Name: Mike KobelHometown: Chandler Heights, Arizona
Guitar: Parquet Paul
I enjoy making things and have been working with wood since junior high. Over the years, I’ve built a few guitars (Tele-style, Strat-style, etc.), but this time I wanted a guitar with the neck through the body, so I decided to copy a Les Paul.
The body and neck are Honduran mahogany with two strips of purpleheart. I chambered the body to make it lighter. The top is walnut, which was cut into 3/4" cubes and then glued together in
a parquet pattern. When working with this wood, I tried different color stains but found that just using a clear coat looked the best for my taste, so that’s what I went with. The fretboard and headstock are ebony with pearl inlays. I used a Gibson Tune-o-matic bridge and tailpiece, Grover tuners, and the pickups are a Gibson ’57 Classic and a ’57 Classic Plus.
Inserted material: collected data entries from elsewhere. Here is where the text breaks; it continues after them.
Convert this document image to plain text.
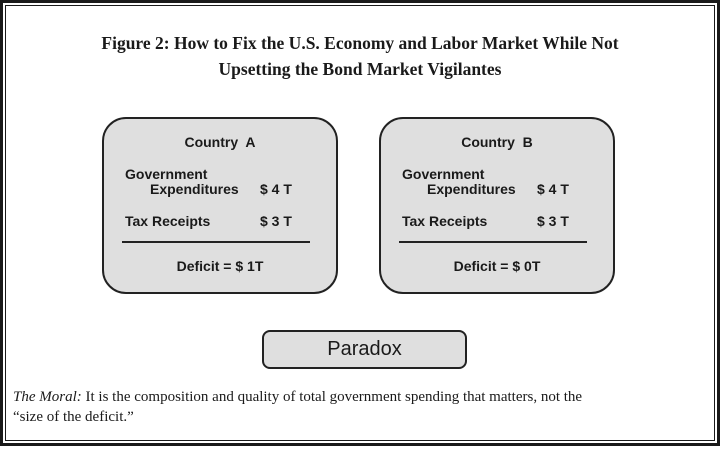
Figure 2: How to Fix the U.S. Economy and Labor Market While Not
Upsetting the Bond Market Vigilantes
Country  A
Government
Expenditures $ 4 T
Tax Receipts	$ 3 T
Deficit = $ 1T
Country  B
Government
Expenditures $ 4 T
Tax Receipts	$ 3 T
Deficit = $ 0T
Paradox
The Moral: It is the composition and quality of total government spending that matters, not the
“size of the deficit.”
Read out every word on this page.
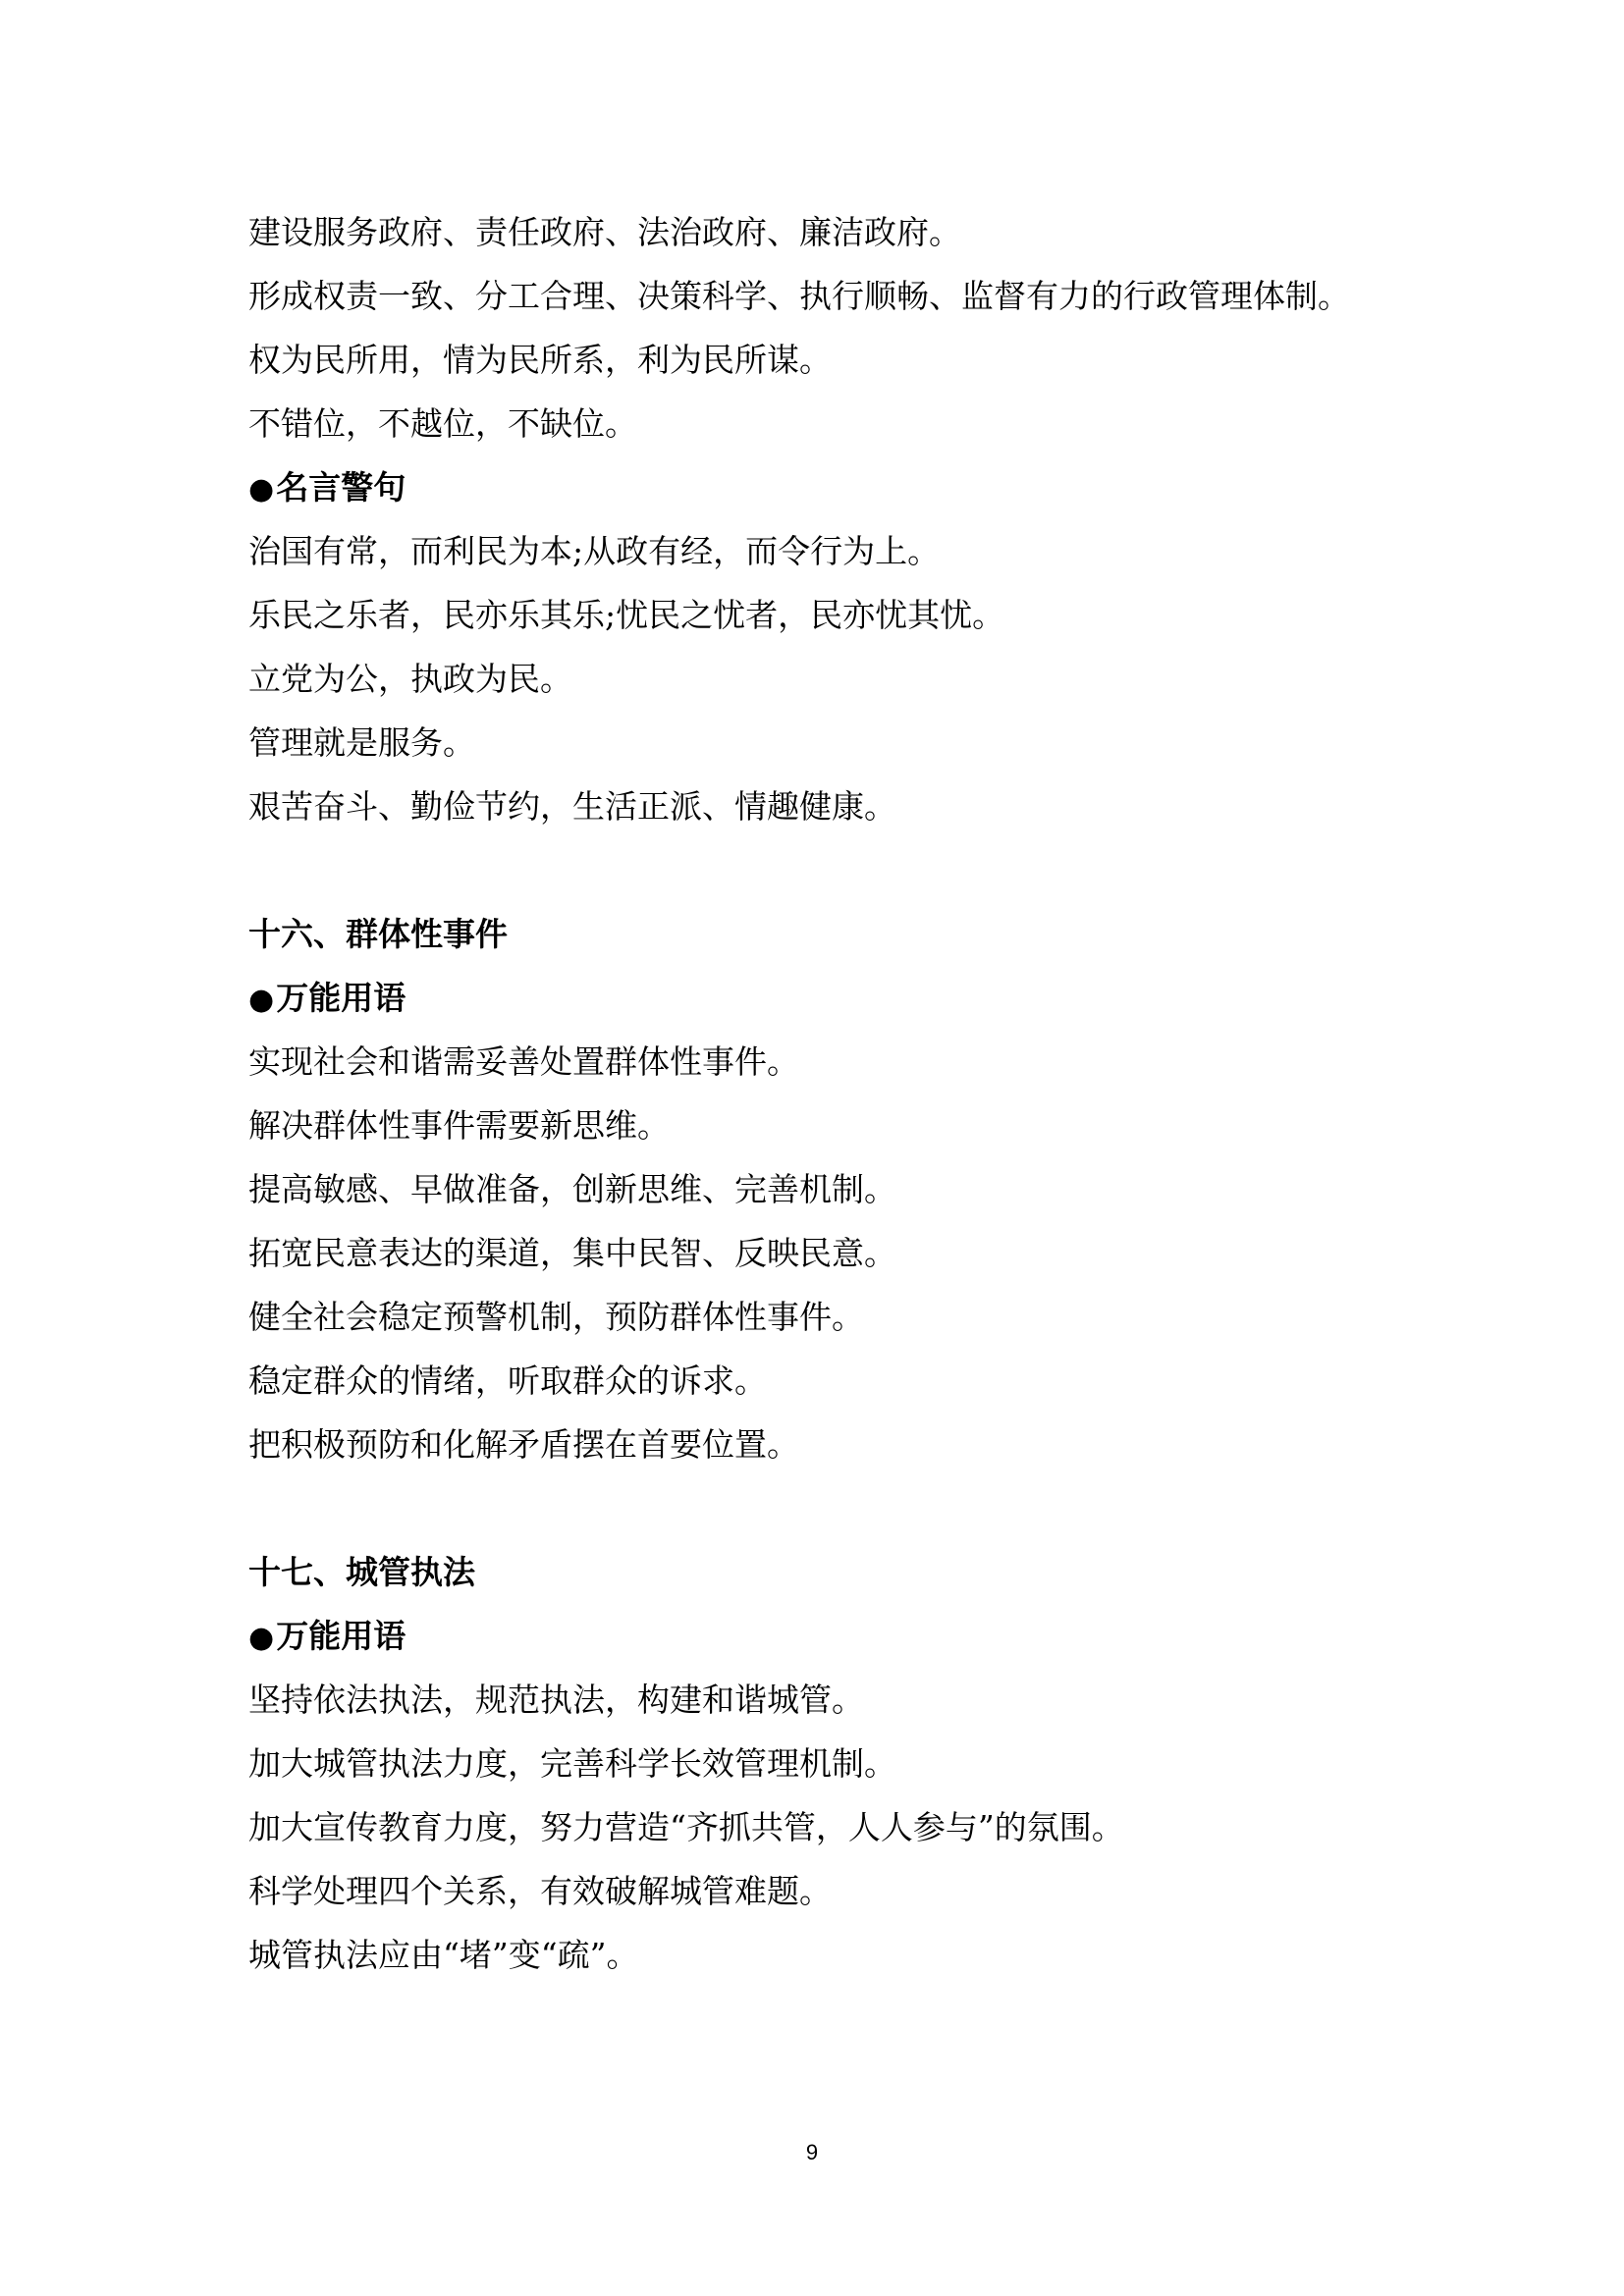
建设服务政府、责任政府、法治政府、廉洁政府。
形成权责一致、分工合理、决策科学、执行顺畅、监督有力的行政管理体制。
权为民所用，情为民所系，利为民所谋。
不错位，不越位，不缺位。
●名言警句
治国有常，而利民为本;从政有经，而令行为上。
乐民之乐者，民亦乐其乐;忧民之忧者，民亦忧其忧。
立党为公，执政为民。
管理就是服务。
艰苦奋斗、勤俭节约，生活正派、情趣健康。
十六、群体性事件
●万能用语
实现社会和谐需妥善处置群体性事件。
解决群体性事件需要新思维。
提高敏感、早做准备，创新思维、完善机制。
拓宽民意表达的渠道，集中民智、反映民意。
健全社会稳定预警机制，预防群体性事件。
稳定群众的情绪，听取群众的诉求。
把积极预防和化解矛盾摆在首要位置。
十七、城管执法
●万能用语
坚持依法执法，规范执法，构建和谐城管。
加大城管执法力度，完善科学长效管理机制。
加大宣传教育力度，努力营造“齐抓共管，人人参与”的氛围。
科学处理四个关系，有效破解城管难题。
城管执法应由“堵”变“疏”。
9
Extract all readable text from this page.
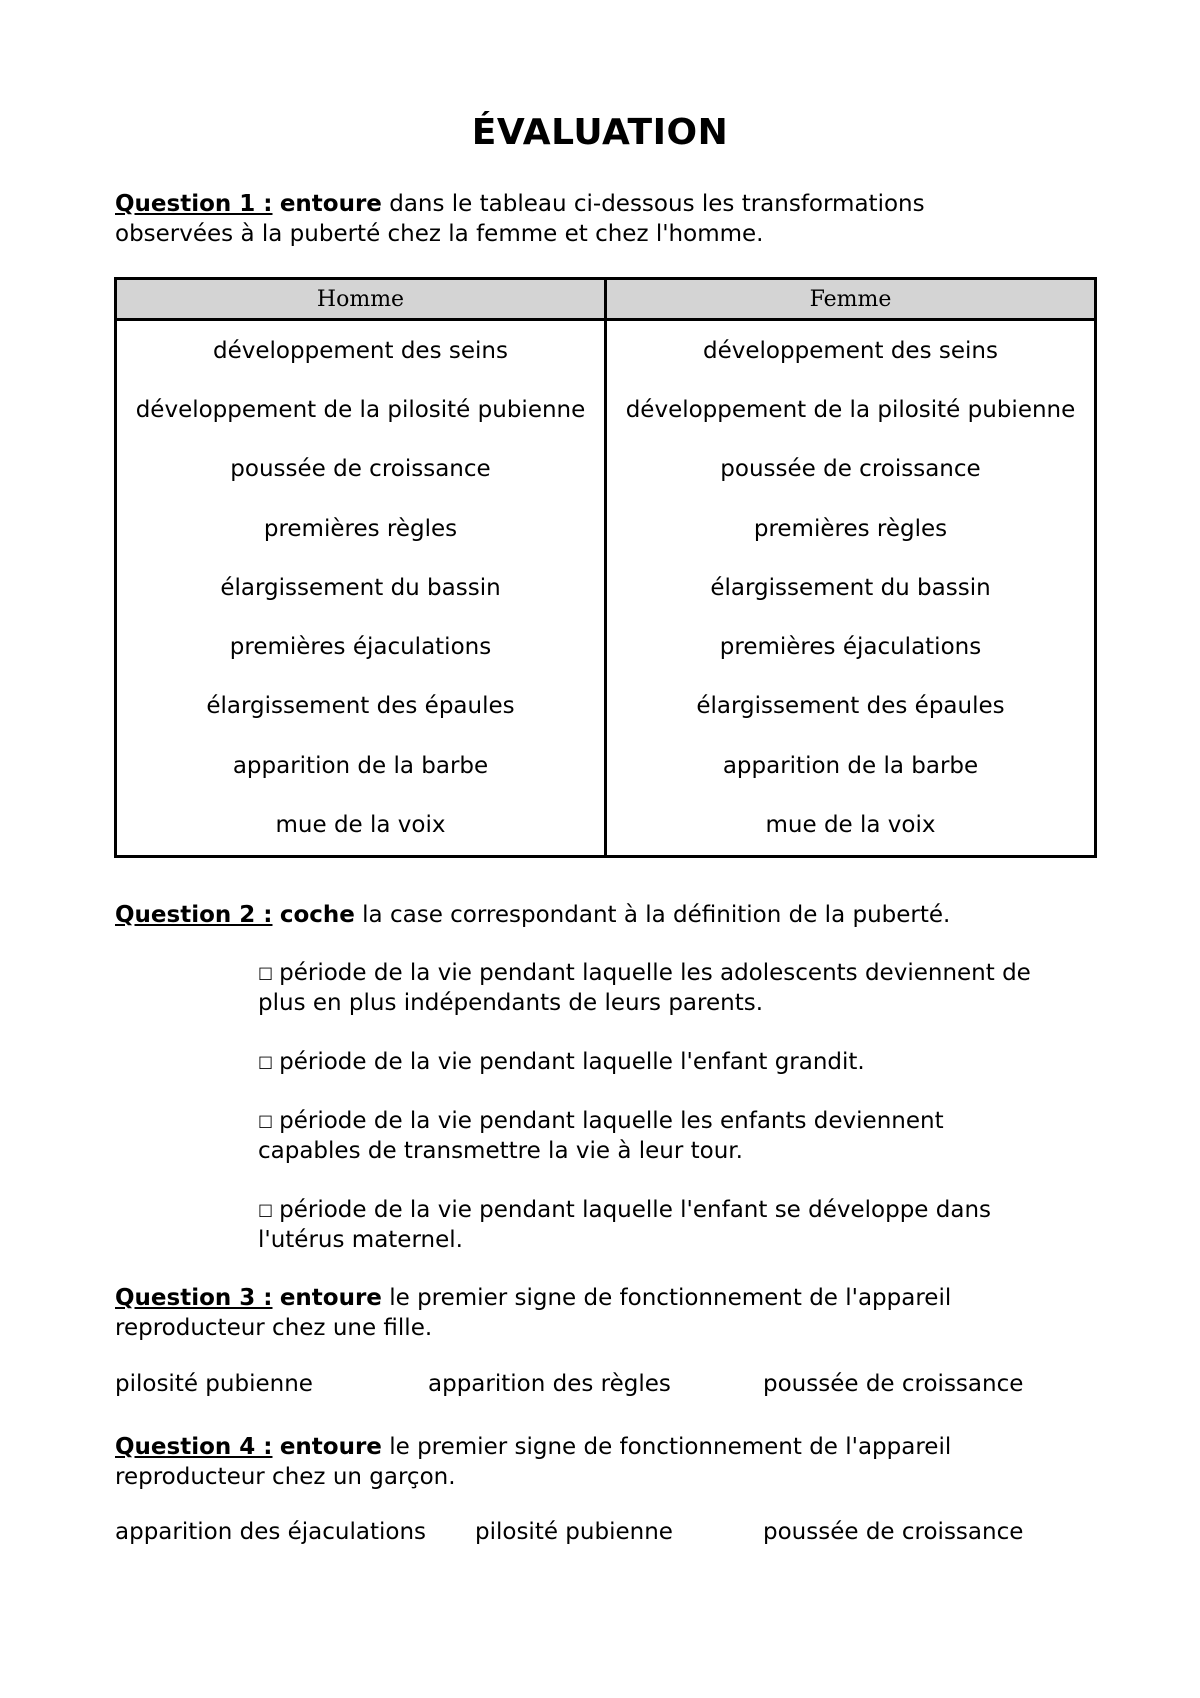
ÉVALUATION
Question 1 : entoure dans le tableau ci-dessous les transformations
observées à la puberté chez la femme et chez l'homme.
Homme	Femme
développement des seins	développement des seins
développement de la pilosité pubienne	développement de la pilosité pubienne
poussée de croissance	poussée de croissance
premières règles	premières règles
élargissement du bassin	élargissement du bassin
premières éjaculations	premières éjaculations
élargissement des épaules	élargissement des épaules
apparition de la barbe	apparition de la barbe
mue de la voix	mue de la voix
Question 2 : coche la case correspondant à la définition de la puberté.
□ période de la vie pendant laquelle les adolescents deviennent de
plus en plus indépendants de leurs parents.
□ période de la vie pendant laquelle l'enfant grandit.
□ période de la vie pendant laquelle les enfants deviennent
capables de transmettre la vie à leur tour.
□ période de la vie pendant laquelle l'enfant se développe dans
l'utérus maternel.
Question 3 : entoure le premier signe de fonctionnement de l'appareil
reproducteur chez une fille.
pilosité pubienne	apparition des règles	poussée de croissance
Question 4 : entoure le premier signe de fonctionnement de l'appareil
reproducteur chez un garçon.
apparition des éjaculations pilosité pubienne	poussée de croissance
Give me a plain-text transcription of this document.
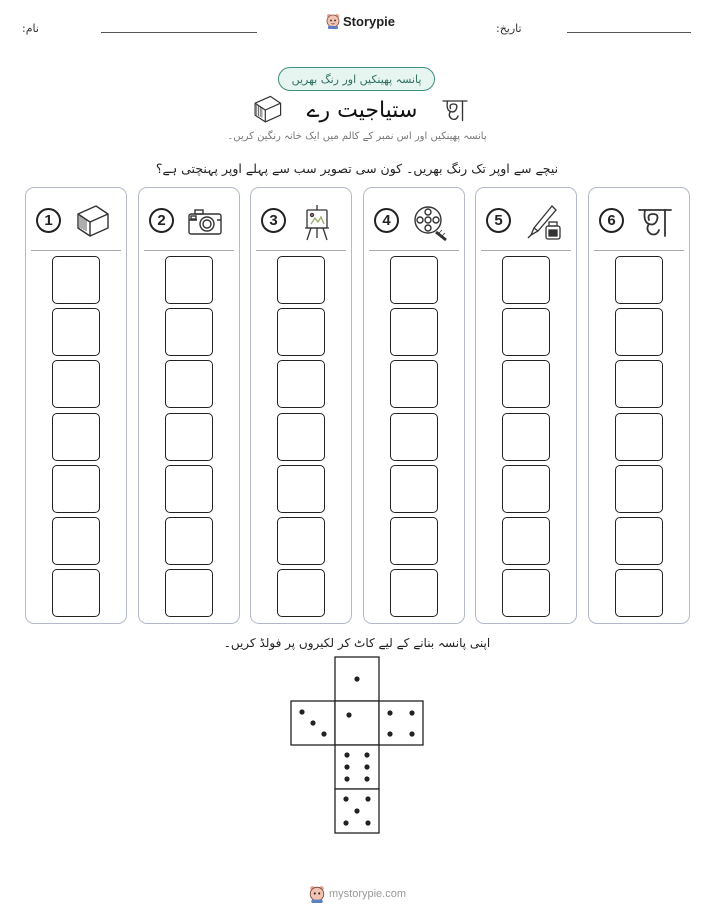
نام:	Storypie	تاریخ:
پانسہ پھینکیں اور رنگ بھریں
ستیاجیت رے
پانسہ پھینکیں اور اس نمبر کے کالم میں ایک خانہ رنگین کریں۔
نیچے سے اوپر تک رنگ بھریں۔ کون سی تصویر سب سے پہلے اوپر پہنچتی ہے؟
1	2	3	4	5	6
اپنی پانسہ بنانے کے لیے کاٹ کر لکیروں پر فولڈ کریں۔
mystorypie.com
I got into music around the time I started in the wood shop, but my first instrument was drums. I played in small groups for a few years, then picked up the guitar. I started making guitars in the early ’80s. The first one was like a Gibson ES-335, only smaller. My current tone preference is either a Gibson Les Paul or Thinline Tele into a Fender Twin. Some of my favorite players are David Gilmour, Ronnie Earl, Albert Collins, and Robben Ford. I love the blues: I love to hear a humbucker through a Twin with a little distortion—you know, that Robben Ford sound.
Woodworking and guitar playing are what I love to do, so they came together naturally. It’s a real treat to make music on an instrument you made yourself!